彼からしたら、私とは接点がなかったんだから。
わずかな風が私の髪をなでる。
「高瀬って、夏休み何するの?」
いいね、こういう質問。やっぱり学生の話題はこうでないと。でも、私にはどんな回答も持ち合わせていなかった。
「何もしないよ。叔母さんどこにも連れて行ってくれないし。明日香ちゃんみたいに帰省する親戚もいないし」
「そうなんだね」
彼は話を合わせてくれた。否定しないでくれるところはやっぱり好感が持てる。その感情に引っ張られたのかつい本音が漏れてしまった。
「本当は遊びに行きたいけどね。不真面目なことしたいわけじゃないけど、そりゃ少しはね」
彼は微笑んでくれた。
「そういえば、高瀬ってどこまで行くの?」
次は当たり障りのない質問。それでもうれしい。
「中原、だよ」
「けっこう遠いんだね、ほとんど終点じゃん」
「うん。ここの学校は制服がかわいいからね」
嘘だ。嘘を言っちゃった。せっかくきみが会話を広げてくれたのに、私がダメにしてしまいそう。
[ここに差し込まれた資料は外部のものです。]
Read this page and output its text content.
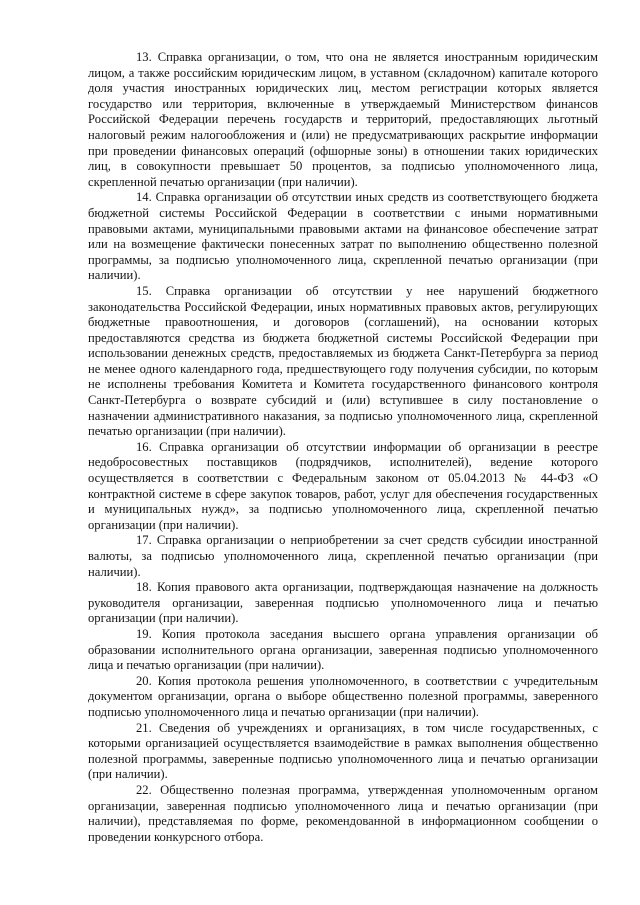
13. Справка организации, о том, что она не является иностранным юридическим лицом, а также российским юридическим лицом, в уставном (складочном) капитале которого доля участия иностранных юридических лиц, местом регистрации которых является государство или территория, включенные в утверждаемый Министерством финансов Российской Федерации перечень государств и территорий, предоставляющих льготный налоговый режим налогообложения и (или) не предусматривающих раскрытие информации при проведении финансовых операций (офшорные зоны) в отношении таких юридических лиц, в совокупности превышает 50 процентов, за подписью уполномоченного лица, скрепленной печатью организации (при наличии).

14. Справка организации об отсутствии иных средств из соответствующего бюджета бюджетной системы Российской Федерации в соответствии с иными нормативными правовыми актами, муниципальными правовыми актами на финансовое обеспечение затрат или на возмещение фактически понесенных затрат по выполнению общественно полезной программы, за подписью уполномоченного лица, скрепленной печатью организации (при наличии).

15. Справка организации об отсутствии у нее нарушений бюджетного законодательства Российской Федерации, иных нормативных правовых актов, регулирующих бюджетные правоотношения, и договоров (соглашений), на основании которых предоставляются средства из бюджета бюджетной системы Российской Федерации при использовании денежных средств, предоставляемых из бюджета Санкт-Петербурга за период не менее одного календарного года, предшествующего году получения субсидии, по которым не исполнены требования Комитета и Комитета государственного финансового контроля Санкт-Петербурга о возврате субсидий и (или) вступившее в силу постановление о назначении административного наказания, за подписью уполномоченного лица, скрепленной печатью организации (при наличии).

16. Справка организации об отсутствии информации об организации в реестре недобросовестных поставщиков (подрядчиков, исполнителей), ведение которого осуществляется в соответствии с Федеральным законом от 05.04.2013 № 44-ФЗ «О контрактной системе в сфере закупок товаров, работ, услуг для обеспечения государственных и муниципальных нужд», за подписью уполномоченного лица, скрепленной печатью организации (при наличии).

17. Справка организации о неприобретении за счет средств субсидии иностранной валюты, за подписью уполномоченного лица, скрепленной печатью организации (при наличии).

18. Копия правового акта организации, подтверждающая назначение на должность руководителя организации, заверенная подписью уполномоченного лица и печатью организации (при наличии).

19. Копия протокола заседания высшего органа управления организации об образовании исполнительного органа организации, заверенная подписью уполномоченного лица и печатью организации (при наличии).

20. Копия протокола решения уполномоченного, в соответствии с учредительным документом организации, органа о выборе общественно полезной программы, заверенного подписью уполномоченного лица и печатью организации (при наличии).

21. Сведения об учреждениях и организациях, в том числе государственных, с которыми организацией осуществляется взаимодействие в рамках выполнения общественно полезной программы, заверенные подписью уполномоченного лица и печатью организации (при наличии).

22. Общественно полезная программа, утвержденная уполномоченным органом организации, заверенная подписью уполномоченного лица и печатью организации (при наличии), представляемая по форме, рекомендованной в информационном сообщении о проведении конкурсного отбора.
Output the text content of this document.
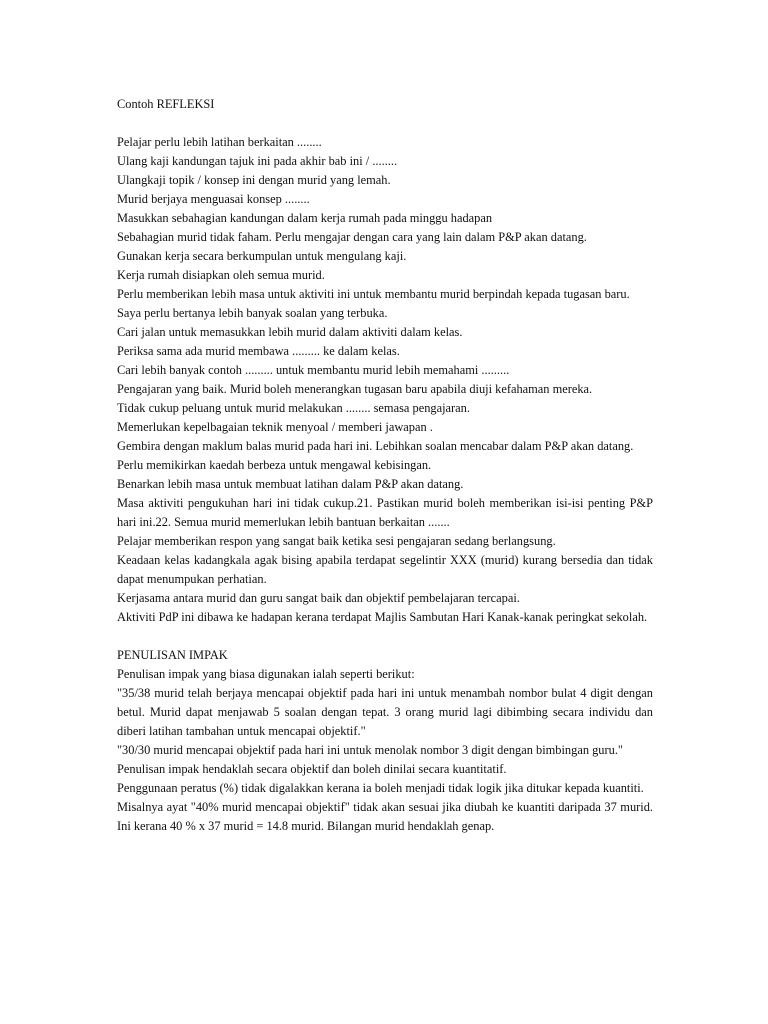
Contoh REFLEKSI

Pelajar perlu lebih latihan berkaitan ........

Ulang kaji kandungan tajuk ini pada akhir bab ini / ........

Ulangkaji topik / konsep ini dengan murid yang lemah.

Murid berjaya menguasai konsep ........

Masukkan sebahagian kandungan dalam kerja rumah pada minggu hadapan

Sebahagian murid tidak faham. Perlu mengajar dengan cara yang lain dalam P&P akan datang.

Gunakan kerja secara berkumpulan untuk mengulang kaji.

Kerja rumah disiapkan oleh semua murid.

Perlu memberikan lebih masa untuk aktiviti ini untuk membantu murid berpindah kepada tugasan baru.

Saya perlu bertanya lebih banyak soalan yang terbuka.

Cari jalan untuk memasukkan lebih murid dalam aktiviti dalam kelas.

Periksa sama ada murid membawa ......... ke dalam kelas.

Cari lebih banyak contoh ......... untuk membantu murid lebih memahami .........

Pengajaran yang baik. Murid boleh menerangkan tugasan baru apabila diuji kefahaman mereka.

Tidak cukup peluang untuk murid melakukan ........ semasa pengajaran.

Memerlukan kepelbagaian teknik menyoal / memberi jawapan .

Gembira dengan maklum balas murid pada hari ini. Lebihkan soalan mencabar dalam P&P akan datang.

Perlu memikirkan kaedah berbeza untuk mengawal kebisingan.

Benarkan lebih masa untuk membuat latihan dalam P&P akan datang.

Masa aktiviti pengukuhan hari ini tidak cukup.21. Pastikan murid boleh memberikan isi-isi penting P&P hari ini.22. Semua murid memerlukan lebih bantuan berkaitan .......

Pelajar memberikan respon yang sangat baik ketika sesi pengajaran sedang berlangsung.

Keadaan kelas kadangkala agak bising apabila terdapat segelintir XXX (murid) kurang bersedia dan tidak dapat menumpukan perhatian.

Kerjasama antara murid dan guru sangat baik dan objektif pembelajaran tercapai.

Aktiviti PdP ini dibawa ke hadapan kerana terdapat Majlis Sambutan Hari Kanak-kanak peringkat sekolah.

PENULISAN IMPAK

Penulisan impak yang biasa digunakan ialah seperti berikut:

"35/38 murid telah berjaya mencapai objektif pada hari ini untuk menambah nombor bulat 4 digit dengan betul. Murid dapat menjawab 5 soalan dengan tepat. 3 orang murid lagi dibimbing secara individu dan diberi latihan tambahan untuk mencapai objektif."

"30/30 murid mencapai objektif pada hari ini untuk menolak nombor 3 digit dengan bimbingan guru."

Penulisan impak hendaklah secara objektif dan boleh dinilai secara kuantitatif.

Penggunaan peratus (%) tidak digalakkan kerana ia boleh menjadi tidak logik jika ditukar kepada kuantiti.

Misalnya ayat "40% murid mencapai objektif" tidak akan sesuai jika diubah ke kuantiti daripada 37 murid. Ini kerana 40 % x 37 murid = 14.8 murid. Bilangan murid hendaklah genap.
私はついにこりと笑った。それはどう考えても愛想笑いだけど、もう自分で自分を止められそうになかった。最後の日にきみと話せた、もうそれだけで嬉しいんだから。
すると、佐伯くんが心の鐘を鳴らすとは思っていなかった。
「高瀬が笑うのって、似合ってるね」
......え、今なんて? 似合うってどうこうことだろう。つい彼の顔をまじまじと見つめてしまった。
佐伯くんは慌ててそっぽを向いた。
「ほら、......教室の中で笑ったの見たことないから。素敵だなって思って......」
言っちゃったなどと小言を漏らしている。もう耳まで赤かった。
ここで、電車が来るという放送が聞こえる。シルバーにピンクと紫のラインをした車体がホームに入ってくる。
もう時間がなかった。こんなんじゃだめなんだ、ただの会話なんてしたくない。
明日には明日の風が吹くという。でも、私には今日ですべてが終わってしまうから。
ちゃんと、自分のことを告げよう。
決意は一気にすべりだした。
ドキドキした心は落ち着いてくれない。なんだか構内放送なんかより大きく聞こえてきそう。
私は顔を向けたまま、大きな声で話しかけた。
「......佐伯くん!」
きみがこちらを向く。
私は鞄からヘアゴムを取り出すと、急いでポニーテールをつくる。そして一気に深呼吸をして、きちんとしっかりと口にした。
「ずっと言いたかったことがあるんだけど......」
私たちの姿を電車のヘッドライトが照らした。